Transitional housing programs house people in one central building or cluster of buildings but provide supportive programs that require and enable individuals to give back to the community and get back on their feet.

Utah County currently does not have this kind of program in place. Instead, the county provides motel vouchering, which, according to Crane, is "seriously flawed." The system is expensive, sometimes requiring more than $50 per room per night. Clients are left unsupervised, leaving an unfair burden on motel providers and management and providing no time for the homeless to stabilize or resolve the underlying causes that lead them to homelessness, Crane said.

"Utah County has a $7.5 million animal shelter, and yet we don't have any housing continuum set in place for the homeless," he said.

The costs of motel vouchers are split between various community service providers including the Food and Care Coalition, Community Action Services, transient bishops of the LDS Church and Wasatch Mental Health. Together service providers spent nearly $1 million last year, providing, on average, five nights of shelter per homeless individual - which is not long enough for most homeless people to stabilize and improve their circumstances.

Utah County is in great need of transitional housing, according to a study done in 2001 by John Brereton, president of Affordable Housing Solutions, and James A. Wood, director of the Bureau of Economic and Business at the University of Utah.

The study found the rental market in Utah County to be severely distorted by the presence of BYU and UVSC with thousands of students living off-campus in more than 13,000 household units.
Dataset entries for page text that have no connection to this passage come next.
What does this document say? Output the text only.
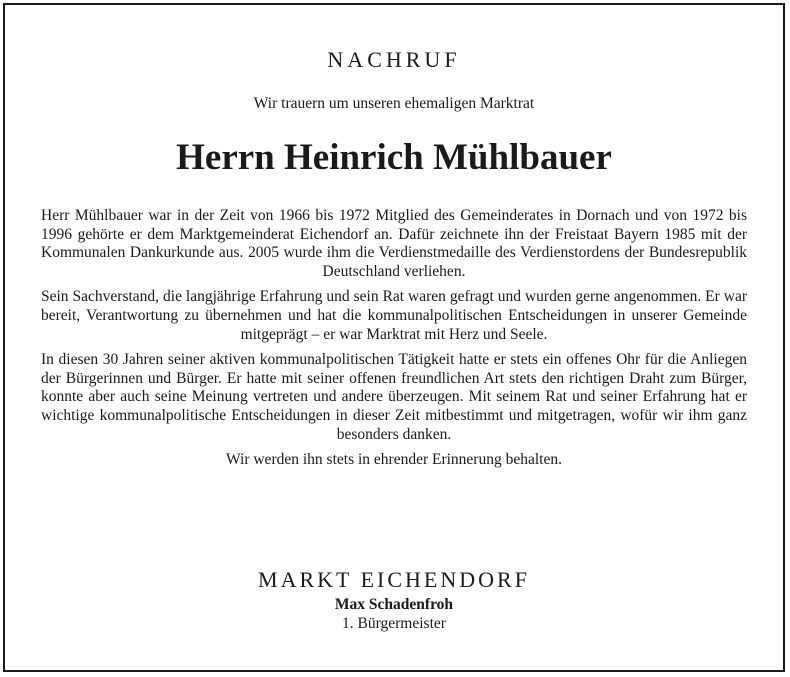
NACHRUF
Wir trauern um unseren ehemaligen Marktrat
Herrn Heinrich Mühlbauer

Herr Mühlbauer war in der Zeit von 1966 bis 1972 Mitglied des Gemeinderates in Dornach und von 1972 bis 1996 gehörte er dem Marktgemeinderat Eichendorf an. Dafür zeichnete ihn der Freistaat Bayern 1985 mit der Kommunalen Dankurkunde aus. 2005 wurde ihm die Verdienstmedaille des Verdienstordens der Bundesrepublik Deutschland verliehen.

Sein Sachverstand, die langjährige Erfahrung und sein Rat waren gefragt und wurden gerne angenommen. Er war bereit, Verantwortung zu übernehmen und hat die kommunalpolitischen Entscheidungen in unserer Gemeinde mitgeprägt – er war Marktrat mit Herz und Seele.

In diesen 30 Jahren seiner aktiven kommunalpolitischen Tätigkeit hatte er stets ein offenes Ohr für die Anliegen der Bürgerinnen und Bürger. Er hatte mit seiner offenen freundlichen Art stets den richtigen Draht zum Bürger, konnte aber auch seine Meinung vertreten und andere überzeugen. Mit seinem Rat und seiner Erfahrung hat er wichtige kommunalpolitische Entscheidungen in dieser Zeit mitbestimmt und mitgetragen, wofür wir ihm ganz besonders danken.

Wir werden ihn stets in ehrender Erinnerung behalten.

MARKT EICHENDORF
Max Schadenfroh
1. Bürgermeister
This environment has created a serious shortage of affordable housing and a perilous shortage of transitional housing.

In an effort to address this problem, the Food and Care Coalition has started the building of a transitional housing facility. They have extended an invitation to service providers within the community to be involved and to use their resources in a community collaboration effort.

The Olsen family is one of many who could benefit from the service and building of this facility.

With medical bills for Mindy reaching more than $6,000 a month, the Olsen family has found the basic needs of food and shelter difficult to provide. Although the constant worry of what will come next is always a struggle, the hardest part is trying to get back on top of things once people have hit rock bottom.

Olsen said many people are quick to pass judgment and assume she is where she is because of bad choices she has made.

"There are very judgmental people out there," she said. "They don't know anything about me and yet they assume so much. I am here simply by being poor and by being a parent."

Olsen is a full-time caregiver who needs to be by her daughter's side at all times in order to attend to her medical needs.

"It is my daughter that gets me out of bed every day," she said. "If it weren't for her I would have committed suicide."

Olsen's husband has struggled to find a job in Utah County as he competes with more than 40,000 students from UVSC and BYU.

Many employers require a credit check. However, many homeless individuals do not have any credit and are therefore denied the job.

"Nobody gives you a break when you are poor," Olsen said. "If I could tell people one thing it would be don't be judgmental. If you can help someone in the community, do it. If you have extra food, donate. If you have extra time, serve."